17 de jan. de 2010

UM JOGO EM ÁGUAS CLARAS


O domingo prometia.


A cidade de Águas Claras aguardava, engalanada, o início da peleja entre o time do coronel Torres e o Aurora F.C. da cidade vizinha.

O coronel, além de ser o dono do time, era também o Prefeito da cidade, o que lhe dava poderes inimagináveis. Criara o Tanguá F.C. durante a campanha eleitoral e cada jogo equivalia a um comício. O time era formado pelos rapazes da sua fazenda.

O árbitro da contenda ... bem, o árbitro seria o Donizete, único farmacêutico que nunca aplicara uma injeção pois não tinha mão firme para isso. Trabalhava na farmácia de
sua esposa, ou seja, era empregado da própria mulher.

O domingo prometia.

O time visitante chegou bem antes da hora prevista para o jogo e cada atleta recebeu de cortesia, uma garrafa de cachaça, da boa. Também lhes foi oferecido um lauto angu à baiana, mas eles polidamente recusaram. Bastava a cachaça.

Por volta de 13 horas os times se aqueciam ao sol causticante e Donizete, o árbitro, confabulava com os seus bandeirinhas:
- Nosso time, digo, o time do coronel, nunca fica em impedimento. Se vocês assinalarem, eu não vou confirmar.
- Mas o que é impedimento? - responderam juntos os auxiliares ...

O domingo ia ser uma festa.

Marcada para se iniciar às 13 horas, pontualmente às três da tarde o juiz apitou dando início à partida. Não sem antes sortear o lado em que cada time se colocaria. Chamou os dois
capitães e, atirando uma moeda para o ar, perguntou ao jogador do time do coronel:
- Que lado você escolhe?
O capitão do Aurora F.C. esperou que a moeda caísse ao so lo para perguntar:
- Como? - e o ar se encheu com um insuportável cheiro de cachaça, da boa.

O jogador do Aurora pegou a bola no meio de campo e começou sua progressão em direção à área inimiga. O meio de campo do time do coronel "escalou" suas costas e o juiz apitou:

- Cartão amarelo por reclamação! O jogador, com as costas ainda doendo, balbuciou:
- Mas "seu" juiz, foi ele quem "trepou ni mim".
- Se continuar reclamando vai pro chuveiro mais cedo repreendeu Donizete, olhando orgulhoso para o coronel, que sorria no banco de reservas do seu time.
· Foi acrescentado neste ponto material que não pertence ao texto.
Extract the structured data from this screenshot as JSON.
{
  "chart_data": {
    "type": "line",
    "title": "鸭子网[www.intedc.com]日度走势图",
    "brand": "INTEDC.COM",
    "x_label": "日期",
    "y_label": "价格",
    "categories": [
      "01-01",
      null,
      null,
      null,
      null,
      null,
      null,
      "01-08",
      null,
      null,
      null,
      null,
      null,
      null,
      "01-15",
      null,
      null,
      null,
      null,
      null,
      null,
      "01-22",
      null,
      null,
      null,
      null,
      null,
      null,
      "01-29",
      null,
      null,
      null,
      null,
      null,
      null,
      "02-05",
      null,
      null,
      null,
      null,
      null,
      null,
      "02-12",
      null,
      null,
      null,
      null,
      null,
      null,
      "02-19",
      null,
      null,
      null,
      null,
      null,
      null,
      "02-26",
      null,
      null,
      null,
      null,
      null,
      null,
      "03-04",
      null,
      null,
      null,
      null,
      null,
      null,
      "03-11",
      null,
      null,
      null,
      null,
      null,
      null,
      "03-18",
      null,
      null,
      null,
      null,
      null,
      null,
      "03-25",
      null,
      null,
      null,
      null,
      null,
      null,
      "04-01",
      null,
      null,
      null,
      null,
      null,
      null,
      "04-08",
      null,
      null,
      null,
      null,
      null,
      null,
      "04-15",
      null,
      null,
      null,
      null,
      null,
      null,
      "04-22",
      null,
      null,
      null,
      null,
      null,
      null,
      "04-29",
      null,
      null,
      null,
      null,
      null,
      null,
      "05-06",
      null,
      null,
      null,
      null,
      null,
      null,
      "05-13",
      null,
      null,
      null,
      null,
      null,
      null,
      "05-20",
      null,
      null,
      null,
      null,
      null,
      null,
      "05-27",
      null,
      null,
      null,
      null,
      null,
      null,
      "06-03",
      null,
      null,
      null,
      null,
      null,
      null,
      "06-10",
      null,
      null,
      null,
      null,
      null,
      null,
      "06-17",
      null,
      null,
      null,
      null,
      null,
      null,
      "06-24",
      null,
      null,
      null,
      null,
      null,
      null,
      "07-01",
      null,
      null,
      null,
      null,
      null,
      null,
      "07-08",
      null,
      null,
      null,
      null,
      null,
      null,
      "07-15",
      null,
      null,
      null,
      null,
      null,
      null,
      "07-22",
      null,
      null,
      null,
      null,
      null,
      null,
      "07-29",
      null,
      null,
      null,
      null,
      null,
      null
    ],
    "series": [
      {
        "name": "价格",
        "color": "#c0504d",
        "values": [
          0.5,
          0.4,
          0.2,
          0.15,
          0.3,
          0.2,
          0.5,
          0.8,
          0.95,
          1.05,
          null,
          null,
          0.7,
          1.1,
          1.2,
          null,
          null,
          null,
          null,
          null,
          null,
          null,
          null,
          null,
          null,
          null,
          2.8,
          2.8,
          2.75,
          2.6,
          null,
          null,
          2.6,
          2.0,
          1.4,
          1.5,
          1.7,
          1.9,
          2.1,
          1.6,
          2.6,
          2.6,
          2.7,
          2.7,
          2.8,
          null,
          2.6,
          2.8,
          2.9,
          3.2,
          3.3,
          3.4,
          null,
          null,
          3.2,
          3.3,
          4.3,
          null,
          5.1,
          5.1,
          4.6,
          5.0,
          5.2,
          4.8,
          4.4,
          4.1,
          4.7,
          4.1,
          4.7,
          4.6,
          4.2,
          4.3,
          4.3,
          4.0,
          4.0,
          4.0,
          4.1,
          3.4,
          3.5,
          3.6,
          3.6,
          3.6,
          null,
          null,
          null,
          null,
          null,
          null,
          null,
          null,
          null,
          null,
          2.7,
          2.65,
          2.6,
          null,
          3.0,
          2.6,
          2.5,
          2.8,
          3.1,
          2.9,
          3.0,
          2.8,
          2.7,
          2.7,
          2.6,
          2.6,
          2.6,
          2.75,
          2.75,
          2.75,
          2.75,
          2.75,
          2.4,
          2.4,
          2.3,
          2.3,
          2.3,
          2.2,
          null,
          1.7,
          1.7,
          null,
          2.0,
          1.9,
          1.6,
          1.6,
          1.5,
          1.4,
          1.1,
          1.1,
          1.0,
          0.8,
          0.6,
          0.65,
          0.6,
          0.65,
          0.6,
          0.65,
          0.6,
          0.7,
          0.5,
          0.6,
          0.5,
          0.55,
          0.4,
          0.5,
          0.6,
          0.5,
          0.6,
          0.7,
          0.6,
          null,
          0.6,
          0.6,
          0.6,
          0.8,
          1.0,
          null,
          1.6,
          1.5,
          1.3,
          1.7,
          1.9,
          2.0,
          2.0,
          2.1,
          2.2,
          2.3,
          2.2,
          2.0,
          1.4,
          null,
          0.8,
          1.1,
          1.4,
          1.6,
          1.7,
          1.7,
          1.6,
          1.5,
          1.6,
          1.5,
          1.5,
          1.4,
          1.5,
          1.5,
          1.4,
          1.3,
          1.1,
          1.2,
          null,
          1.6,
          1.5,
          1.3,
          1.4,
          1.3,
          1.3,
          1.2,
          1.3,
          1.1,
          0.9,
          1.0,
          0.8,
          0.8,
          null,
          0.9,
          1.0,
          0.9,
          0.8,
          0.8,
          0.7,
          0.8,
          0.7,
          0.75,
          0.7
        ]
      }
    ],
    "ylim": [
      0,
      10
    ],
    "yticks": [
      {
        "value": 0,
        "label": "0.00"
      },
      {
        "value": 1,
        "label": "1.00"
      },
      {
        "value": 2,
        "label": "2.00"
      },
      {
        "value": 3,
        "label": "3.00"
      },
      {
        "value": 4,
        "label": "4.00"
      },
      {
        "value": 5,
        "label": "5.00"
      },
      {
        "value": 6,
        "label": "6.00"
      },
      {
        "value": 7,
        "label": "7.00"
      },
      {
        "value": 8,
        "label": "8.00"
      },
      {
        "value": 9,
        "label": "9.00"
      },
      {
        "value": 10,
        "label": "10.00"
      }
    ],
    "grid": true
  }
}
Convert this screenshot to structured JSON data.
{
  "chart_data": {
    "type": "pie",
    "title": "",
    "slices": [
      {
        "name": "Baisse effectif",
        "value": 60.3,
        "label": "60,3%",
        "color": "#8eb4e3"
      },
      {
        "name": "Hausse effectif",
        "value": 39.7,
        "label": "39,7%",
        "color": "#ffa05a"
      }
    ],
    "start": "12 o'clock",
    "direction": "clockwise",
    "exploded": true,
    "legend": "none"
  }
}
Logo depois, falta indiscutível contra o Tanguá F.C. e enquanto o coronel ficava de pé, Donizete sentia os joelhos falsearem.
A bola foi colocada no local da falta, bem junto à grande área. O coronel entra em campo e dá instruções detalhadas ao juiz.

Não cabia uma palha entre a barreira do Tanguá e o local onde estava a bola. Vai cobrar o capitão do Aurora, vermelho e trôpego, corre, tropeça na bola e cai com a cara em oito pares de chuteiras, que formavam a barreira. Tem que ser substituído, pois não é permitido que um jogador banhado de sangue continue em campo.

Entra o substituto, depois de pedir que alguém tome conta de sua garrafa de cachaça, da boa, já pelo meio.

E acontece o inevitável pênalti, indiscutível já que o jogador teve seu calção arriado pelo adversário no momento em que tentava chutar a gol. Donizete treme. O jogador chuta, o goleiro nem se mexe, a bola entra, Donizete anula. Todos reclamam. Donizete diz que o jogador colocou a bola fora da marca.

- Que marca? Que marca? - reclamam os jogadores do Aurora ao verem que não há marca alguma no local de onde se bate o pênalti.
Donizete aproveita e expulsa um jogador do Aurora por reclamação.

O goleiro do Tanguá chuta para o meio de campo,um jogador recebe e chuta sem olhar pra onde. O bandeirinha cabeceia e um atacante completa,- é gol! Mais queixas. O juiz informa que o bandeirinha é figura neutra e foi a bola que o atingiu,
não ele que cabeceou. Na confusão aproveita para expulsar outro jogador do Aurora.

O jogo é bom.

Com apenas nove jogadores bêbados, o Aurora se aguenta como pode... e empata. Donizete, distraído, só viu a comemoração. Nem teve tempo de anular o gol. O coronel coça o cabo da arma. Donizete sente enorme vontade de ir ao banheiro e
não voltar.

Mas o Tanguá insiste. Bola na área do Aurora. Alguém chuta e Donizete, "acidentalmente" cabeceia ... e é gol!

Como todos reclamam, Donizete expulsa mais dois e acaba o jogo, aos 30 minutos do primeiro tempo.

Agora, é só festejar mais essa vitória do valoroso Tanguá.